Светлый фон

Кирион отворачивается от статуи и видит горькую усмешку на губах Сабины.

– Кажется, он хочет его обожествить… Но это еще ничего. Бывали цезари, которые делали сенаторами любимых коней… Сядь, Хирококкинос, – она показывает на скамью рядом с собой.

– Но, госпожа… – Кирион невольно пятится.

– Сядь, говорю тебе, – приказывает она, и Кирион робко опускается на край скамьи – как можно дальше от этой странной жены цезаря.

– Помнишь ли наш прошлый разговор о Муции Сцеволе, и о том, что в юности ты повторил его поступок, и еще о том, что никогда не пожалел об этом?

– Конечно, помню, госпожа, – почтительно кивает Кирион.

– Сколько лет тебе было, когда ты сжег свою руку в храме Юноны? – спрашивает Сабина.

– Двадцать, моя госпожа.

– А мне было тринадцать, когда я сделала вот это. – Она до локтя обнажает правую руку, выпростав ее из одежды, и показывает плоский шрам возле запястья. – Держала руку над светильником, хотела почувствовать – каково было Сцеволе. Но сдалась гораздо быстрее тебя. И, должна сказать, я тоже до сих пор не считаю тот поступок глупым. – Сабина прячет руку в складках ткани. – А теперь я показала тебе этот шрам, чтобы ты знал: я лучше прочих могу понять тебя, понять, что ты чувствовал тогда. И если судить справедливо, ты ведь вовсе не сдался, упав без чувств возле жертвенника. Это твое тело отказалось терпеть боль… Поверь, я видела немало страдающих людей. – Губы августы искажает гримаса, не то жалостливая, не то брезгливая. – Не думай, мне это не приятно, как бывает некоторым. Но мне любопытно. Почему-то я склонна думать, что боль должна срывать маску с человека и обнажать его суть, подобно тому как огонь очищает рану, выжигая гниющую плоть. Но пока что я раз за разом убеждаюсь, что боль унижает человека, превращает в животное. Значит, именно такова суть человека – низменная и скотская? И все же на легионы скотов находится хотя бы один Сцевола… И вот скажи мне, Хирококкинос, думал ли ты о чем-то, когда горела твоя рука? Мог ли думать? И если мог, то запомнил ли свои мысли?

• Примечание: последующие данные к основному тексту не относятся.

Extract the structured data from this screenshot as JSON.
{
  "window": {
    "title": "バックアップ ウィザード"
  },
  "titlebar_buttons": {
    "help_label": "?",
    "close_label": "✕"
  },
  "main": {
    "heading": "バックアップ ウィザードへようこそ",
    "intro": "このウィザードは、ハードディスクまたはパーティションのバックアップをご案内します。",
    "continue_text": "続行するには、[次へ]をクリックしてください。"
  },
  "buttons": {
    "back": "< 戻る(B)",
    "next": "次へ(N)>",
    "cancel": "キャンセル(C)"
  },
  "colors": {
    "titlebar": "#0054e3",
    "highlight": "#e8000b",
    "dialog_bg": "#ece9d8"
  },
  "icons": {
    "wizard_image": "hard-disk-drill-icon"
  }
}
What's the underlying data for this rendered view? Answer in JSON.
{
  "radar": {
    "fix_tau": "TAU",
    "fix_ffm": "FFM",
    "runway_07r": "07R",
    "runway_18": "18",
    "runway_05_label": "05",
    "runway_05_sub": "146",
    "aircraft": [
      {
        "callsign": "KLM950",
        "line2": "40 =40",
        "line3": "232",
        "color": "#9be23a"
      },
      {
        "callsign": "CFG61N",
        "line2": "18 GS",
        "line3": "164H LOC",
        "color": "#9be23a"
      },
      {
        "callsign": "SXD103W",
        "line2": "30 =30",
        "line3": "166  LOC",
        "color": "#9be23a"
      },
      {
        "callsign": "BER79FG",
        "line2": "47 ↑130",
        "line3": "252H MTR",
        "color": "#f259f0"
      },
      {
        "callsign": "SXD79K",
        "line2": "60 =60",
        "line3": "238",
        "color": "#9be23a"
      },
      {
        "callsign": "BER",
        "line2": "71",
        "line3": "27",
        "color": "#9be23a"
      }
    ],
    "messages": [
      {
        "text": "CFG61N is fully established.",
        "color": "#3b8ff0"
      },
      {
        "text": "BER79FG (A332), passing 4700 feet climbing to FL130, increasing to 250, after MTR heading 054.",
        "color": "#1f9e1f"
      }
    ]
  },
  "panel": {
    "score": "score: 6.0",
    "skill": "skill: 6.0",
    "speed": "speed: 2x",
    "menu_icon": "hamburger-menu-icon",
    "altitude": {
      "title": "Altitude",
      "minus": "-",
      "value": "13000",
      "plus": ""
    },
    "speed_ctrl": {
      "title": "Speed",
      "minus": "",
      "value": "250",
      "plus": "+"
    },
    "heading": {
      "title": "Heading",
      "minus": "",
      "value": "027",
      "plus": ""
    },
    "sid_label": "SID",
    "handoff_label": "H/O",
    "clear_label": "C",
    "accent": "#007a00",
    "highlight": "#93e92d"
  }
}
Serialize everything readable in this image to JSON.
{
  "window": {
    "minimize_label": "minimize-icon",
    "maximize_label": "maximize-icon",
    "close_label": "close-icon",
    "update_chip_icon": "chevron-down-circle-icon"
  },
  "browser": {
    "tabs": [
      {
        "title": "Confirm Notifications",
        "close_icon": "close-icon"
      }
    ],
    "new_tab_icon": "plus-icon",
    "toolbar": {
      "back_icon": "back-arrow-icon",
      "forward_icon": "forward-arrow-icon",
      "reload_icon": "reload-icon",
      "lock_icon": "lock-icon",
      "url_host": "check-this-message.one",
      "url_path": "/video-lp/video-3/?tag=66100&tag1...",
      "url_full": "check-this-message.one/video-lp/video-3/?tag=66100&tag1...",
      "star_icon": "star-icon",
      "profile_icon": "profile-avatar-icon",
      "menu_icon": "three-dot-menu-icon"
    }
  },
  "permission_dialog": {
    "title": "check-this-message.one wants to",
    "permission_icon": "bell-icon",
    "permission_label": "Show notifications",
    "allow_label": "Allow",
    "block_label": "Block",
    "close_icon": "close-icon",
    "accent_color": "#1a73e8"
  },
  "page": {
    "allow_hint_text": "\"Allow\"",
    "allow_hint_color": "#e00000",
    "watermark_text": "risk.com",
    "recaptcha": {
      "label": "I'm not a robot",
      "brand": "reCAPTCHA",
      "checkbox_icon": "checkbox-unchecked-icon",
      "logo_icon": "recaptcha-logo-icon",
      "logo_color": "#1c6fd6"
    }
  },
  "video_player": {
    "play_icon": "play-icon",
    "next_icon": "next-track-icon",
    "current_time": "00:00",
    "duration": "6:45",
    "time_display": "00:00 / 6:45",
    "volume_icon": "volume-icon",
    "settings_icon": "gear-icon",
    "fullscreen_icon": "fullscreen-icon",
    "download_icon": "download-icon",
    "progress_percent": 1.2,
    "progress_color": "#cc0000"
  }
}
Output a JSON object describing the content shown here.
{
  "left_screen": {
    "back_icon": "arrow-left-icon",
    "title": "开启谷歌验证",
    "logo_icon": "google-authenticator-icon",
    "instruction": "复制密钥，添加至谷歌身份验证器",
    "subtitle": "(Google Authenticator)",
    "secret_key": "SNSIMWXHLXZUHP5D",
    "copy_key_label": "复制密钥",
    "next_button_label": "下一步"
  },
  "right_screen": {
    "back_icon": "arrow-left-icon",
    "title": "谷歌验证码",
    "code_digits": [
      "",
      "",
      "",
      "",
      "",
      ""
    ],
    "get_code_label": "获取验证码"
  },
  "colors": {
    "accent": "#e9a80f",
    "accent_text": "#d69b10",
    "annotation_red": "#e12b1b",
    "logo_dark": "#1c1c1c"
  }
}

– Я отвечу тебе, госпожа. – Кирион поворачивает голову и встречается глазами с Сабиной. – Но прежде… Хотя я знаю, что ты не любишь многословие, все же скажу… Я, госпожа, сейчас чувствую себя странно, мои мысли путаются. Происходит нечто для меня немыслимое. Ты – августа – ведешь со мной столь доверительный разговор, и я вижу в твоих вопросах не праздное любопытство, а желание понять суть моего поступка. Ты даже привела доказательство некоей тождественности, существующей между нами, и показала мне этот шрам, которым ты, судя по всему, гордишься…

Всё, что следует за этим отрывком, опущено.